Lloyd's announced in December it had secured a loan of £300 million to fund its Future at Lloyd's Blueprint One program, a plan to boost profitability and technology on an exchange known as a last redoubt of handshake business deals. That plan ranges from improving working practices and making the most of digital technology to encouraging more flexible use of capital.
It faced another major change in January when Jon Hancock, the performance management director who played a lead role in executing on the Blueprint One initiative, announced he'd be stepping down at some point in 2020. Neal deemed his sponsorship of the program “critical” to the future strategy for the exchange.
“So, while we continue to monitor the drivers of underperformance, we are also looking for syndicates to manage and develop their best performing classes. And we are empowering them to do this with a new light-touch oversight approach for selected high-performing syndicates,” the Lloyd's spokesman said. American Financial Group said Jan. 6 it plans to leave the Lloyd's insurance market in 2020 and has placed its Neon Underwriting Ltd. Subsidiary into run-off.
“We've got a vision that people have bought into. I'm quite relaxed we've got a plan we can execute. But I think it's the cultural change that the market's got to go through that's probably the hardest to achieve,” Neal said in November.
Hartwig said any doubt on the part of the broader insurance market would be felt in terms of shakiness or a fall-off in business.
“We don't see that. The markets are operating smoothly without disruptions,” he said, citing the inevitability of yearly fluctuations. “There seems to be no material concern in the marketplace that Lloyd's is going to be a diminished player anytime soon.” It is not the first time Lloyd's has weathered a crisis and responded with a strategy to right the ship.
The market was wracked by huge asbestos and pollution losses in the United States in the '90s, leading to litigation from individual members, or Names, who were once the backbone of the Lloyd's market. For their acceptance of unlimited liability, the Names stood to make large profits.
In 2002, Lloyd's underwent a radical overhaul to modernize the market and boost its performance.

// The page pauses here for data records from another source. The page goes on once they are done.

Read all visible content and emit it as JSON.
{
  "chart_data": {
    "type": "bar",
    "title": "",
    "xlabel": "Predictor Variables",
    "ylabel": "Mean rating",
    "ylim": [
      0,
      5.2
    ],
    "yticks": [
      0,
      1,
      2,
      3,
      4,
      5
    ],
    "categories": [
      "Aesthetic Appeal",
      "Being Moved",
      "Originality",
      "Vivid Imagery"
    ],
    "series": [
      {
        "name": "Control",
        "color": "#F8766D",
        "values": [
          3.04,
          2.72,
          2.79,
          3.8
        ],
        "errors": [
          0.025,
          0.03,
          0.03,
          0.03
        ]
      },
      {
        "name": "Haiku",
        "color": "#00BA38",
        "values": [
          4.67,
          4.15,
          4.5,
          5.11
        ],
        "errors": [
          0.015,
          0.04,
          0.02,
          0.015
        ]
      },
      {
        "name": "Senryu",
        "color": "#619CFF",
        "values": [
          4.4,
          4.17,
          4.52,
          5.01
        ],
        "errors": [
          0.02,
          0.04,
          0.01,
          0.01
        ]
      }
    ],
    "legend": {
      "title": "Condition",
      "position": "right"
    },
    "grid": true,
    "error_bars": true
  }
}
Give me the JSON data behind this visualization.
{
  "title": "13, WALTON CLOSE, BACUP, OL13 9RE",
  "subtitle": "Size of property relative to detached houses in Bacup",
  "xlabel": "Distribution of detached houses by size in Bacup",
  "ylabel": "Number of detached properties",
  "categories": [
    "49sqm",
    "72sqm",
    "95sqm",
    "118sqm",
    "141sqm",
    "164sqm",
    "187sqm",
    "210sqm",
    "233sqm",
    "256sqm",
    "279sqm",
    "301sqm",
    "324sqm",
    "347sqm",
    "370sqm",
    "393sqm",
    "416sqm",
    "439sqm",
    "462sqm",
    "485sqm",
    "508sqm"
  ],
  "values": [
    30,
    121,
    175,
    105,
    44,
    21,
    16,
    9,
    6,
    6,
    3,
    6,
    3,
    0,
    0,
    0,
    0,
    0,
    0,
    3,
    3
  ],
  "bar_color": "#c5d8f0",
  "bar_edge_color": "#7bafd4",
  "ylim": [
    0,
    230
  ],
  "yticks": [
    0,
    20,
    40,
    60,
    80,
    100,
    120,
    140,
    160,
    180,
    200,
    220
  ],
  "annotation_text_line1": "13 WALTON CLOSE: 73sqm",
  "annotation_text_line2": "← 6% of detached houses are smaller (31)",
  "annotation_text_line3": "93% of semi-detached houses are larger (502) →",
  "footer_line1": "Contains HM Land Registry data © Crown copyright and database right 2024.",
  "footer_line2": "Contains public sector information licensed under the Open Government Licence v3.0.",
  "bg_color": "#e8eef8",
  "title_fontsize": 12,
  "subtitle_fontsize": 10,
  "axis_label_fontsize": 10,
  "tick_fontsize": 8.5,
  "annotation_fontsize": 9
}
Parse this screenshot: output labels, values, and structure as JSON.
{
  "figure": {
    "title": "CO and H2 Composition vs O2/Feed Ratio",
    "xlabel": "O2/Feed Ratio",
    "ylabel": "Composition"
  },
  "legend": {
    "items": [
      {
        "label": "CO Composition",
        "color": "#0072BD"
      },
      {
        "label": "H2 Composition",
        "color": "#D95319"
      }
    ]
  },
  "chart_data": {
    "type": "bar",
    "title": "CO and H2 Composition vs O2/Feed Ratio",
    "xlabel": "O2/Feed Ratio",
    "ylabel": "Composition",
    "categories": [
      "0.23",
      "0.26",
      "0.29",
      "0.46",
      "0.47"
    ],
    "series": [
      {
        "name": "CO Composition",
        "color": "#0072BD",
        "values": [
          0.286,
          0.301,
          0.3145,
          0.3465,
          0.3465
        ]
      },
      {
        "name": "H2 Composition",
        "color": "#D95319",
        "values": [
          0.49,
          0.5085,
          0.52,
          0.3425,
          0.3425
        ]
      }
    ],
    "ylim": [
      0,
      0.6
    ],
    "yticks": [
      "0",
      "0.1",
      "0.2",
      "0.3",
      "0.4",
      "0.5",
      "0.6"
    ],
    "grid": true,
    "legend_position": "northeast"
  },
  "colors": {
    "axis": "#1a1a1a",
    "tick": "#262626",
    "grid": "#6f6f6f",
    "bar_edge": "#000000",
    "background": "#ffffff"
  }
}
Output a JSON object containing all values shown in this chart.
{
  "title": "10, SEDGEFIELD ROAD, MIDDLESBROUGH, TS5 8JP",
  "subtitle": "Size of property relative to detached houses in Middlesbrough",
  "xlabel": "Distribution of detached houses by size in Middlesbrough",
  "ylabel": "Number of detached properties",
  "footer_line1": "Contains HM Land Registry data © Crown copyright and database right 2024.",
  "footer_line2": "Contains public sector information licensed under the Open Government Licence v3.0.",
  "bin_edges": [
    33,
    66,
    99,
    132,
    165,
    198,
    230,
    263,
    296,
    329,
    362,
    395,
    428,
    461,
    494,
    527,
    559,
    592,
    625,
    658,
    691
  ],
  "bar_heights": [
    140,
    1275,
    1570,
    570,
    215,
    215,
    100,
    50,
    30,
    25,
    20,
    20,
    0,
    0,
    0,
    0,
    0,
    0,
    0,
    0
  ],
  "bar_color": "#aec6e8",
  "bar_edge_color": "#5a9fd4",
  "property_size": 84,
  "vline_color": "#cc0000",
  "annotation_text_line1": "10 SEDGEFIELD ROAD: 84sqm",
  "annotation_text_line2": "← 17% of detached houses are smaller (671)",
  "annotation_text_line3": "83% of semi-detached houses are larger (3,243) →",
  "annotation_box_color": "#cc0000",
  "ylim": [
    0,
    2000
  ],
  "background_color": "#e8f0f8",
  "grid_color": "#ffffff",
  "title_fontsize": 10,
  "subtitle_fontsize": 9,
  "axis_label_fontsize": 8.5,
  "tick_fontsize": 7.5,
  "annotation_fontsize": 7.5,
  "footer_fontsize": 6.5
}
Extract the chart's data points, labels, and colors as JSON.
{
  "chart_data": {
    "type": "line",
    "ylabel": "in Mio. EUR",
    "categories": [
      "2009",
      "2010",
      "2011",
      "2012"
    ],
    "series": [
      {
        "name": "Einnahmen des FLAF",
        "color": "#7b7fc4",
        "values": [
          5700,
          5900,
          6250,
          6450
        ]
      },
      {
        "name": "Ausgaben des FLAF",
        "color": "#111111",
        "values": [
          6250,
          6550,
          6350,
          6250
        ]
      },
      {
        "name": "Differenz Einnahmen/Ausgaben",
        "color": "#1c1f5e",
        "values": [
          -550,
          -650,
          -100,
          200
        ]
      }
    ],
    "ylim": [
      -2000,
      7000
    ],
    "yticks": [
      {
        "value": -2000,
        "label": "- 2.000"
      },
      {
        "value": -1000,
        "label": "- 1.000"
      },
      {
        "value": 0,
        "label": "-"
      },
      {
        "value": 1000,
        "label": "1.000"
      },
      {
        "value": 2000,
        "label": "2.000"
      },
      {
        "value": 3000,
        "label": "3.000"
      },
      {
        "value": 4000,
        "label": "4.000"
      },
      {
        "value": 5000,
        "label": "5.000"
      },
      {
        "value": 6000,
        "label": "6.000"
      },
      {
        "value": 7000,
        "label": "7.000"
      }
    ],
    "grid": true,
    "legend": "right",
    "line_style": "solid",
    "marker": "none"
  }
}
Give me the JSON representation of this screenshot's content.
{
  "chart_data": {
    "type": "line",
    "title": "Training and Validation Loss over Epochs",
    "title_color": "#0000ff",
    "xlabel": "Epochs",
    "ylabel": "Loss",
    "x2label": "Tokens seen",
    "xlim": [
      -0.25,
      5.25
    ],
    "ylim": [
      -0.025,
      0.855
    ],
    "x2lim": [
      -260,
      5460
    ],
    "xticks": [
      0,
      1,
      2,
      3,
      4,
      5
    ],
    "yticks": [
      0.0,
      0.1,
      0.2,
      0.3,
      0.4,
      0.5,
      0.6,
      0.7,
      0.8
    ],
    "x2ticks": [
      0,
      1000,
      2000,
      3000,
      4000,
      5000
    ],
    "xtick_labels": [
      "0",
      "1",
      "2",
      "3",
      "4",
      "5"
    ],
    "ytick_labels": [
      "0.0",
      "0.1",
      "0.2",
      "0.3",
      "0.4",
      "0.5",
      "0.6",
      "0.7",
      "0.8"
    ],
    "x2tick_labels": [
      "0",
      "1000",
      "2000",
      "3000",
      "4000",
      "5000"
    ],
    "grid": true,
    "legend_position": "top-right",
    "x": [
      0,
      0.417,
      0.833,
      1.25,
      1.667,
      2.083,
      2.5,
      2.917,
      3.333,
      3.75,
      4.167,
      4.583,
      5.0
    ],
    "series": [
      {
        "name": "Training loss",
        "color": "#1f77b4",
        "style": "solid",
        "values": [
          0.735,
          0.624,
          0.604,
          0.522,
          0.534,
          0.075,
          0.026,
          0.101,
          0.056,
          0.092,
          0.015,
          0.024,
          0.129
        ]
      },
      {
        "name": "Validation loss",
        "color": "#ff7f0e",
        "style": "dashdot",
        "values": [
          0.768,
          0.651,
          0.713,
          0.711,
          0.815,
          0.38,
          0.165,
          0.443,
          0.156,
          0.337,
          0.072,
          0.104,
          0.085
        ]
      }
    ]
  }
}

One provision favored corporate capital providers, which have since displaced the Names as the source of most of Lloyd's capacity. The market was reorganized under a single franchise board with broad powers to develop and enforce standards of performance and service by the managing agencies that operate Lloyd's underwriting syndicates. It also moved to annual accounting from a three-year system, and banned new Names joining the market on the traditional basis of unlimited liability.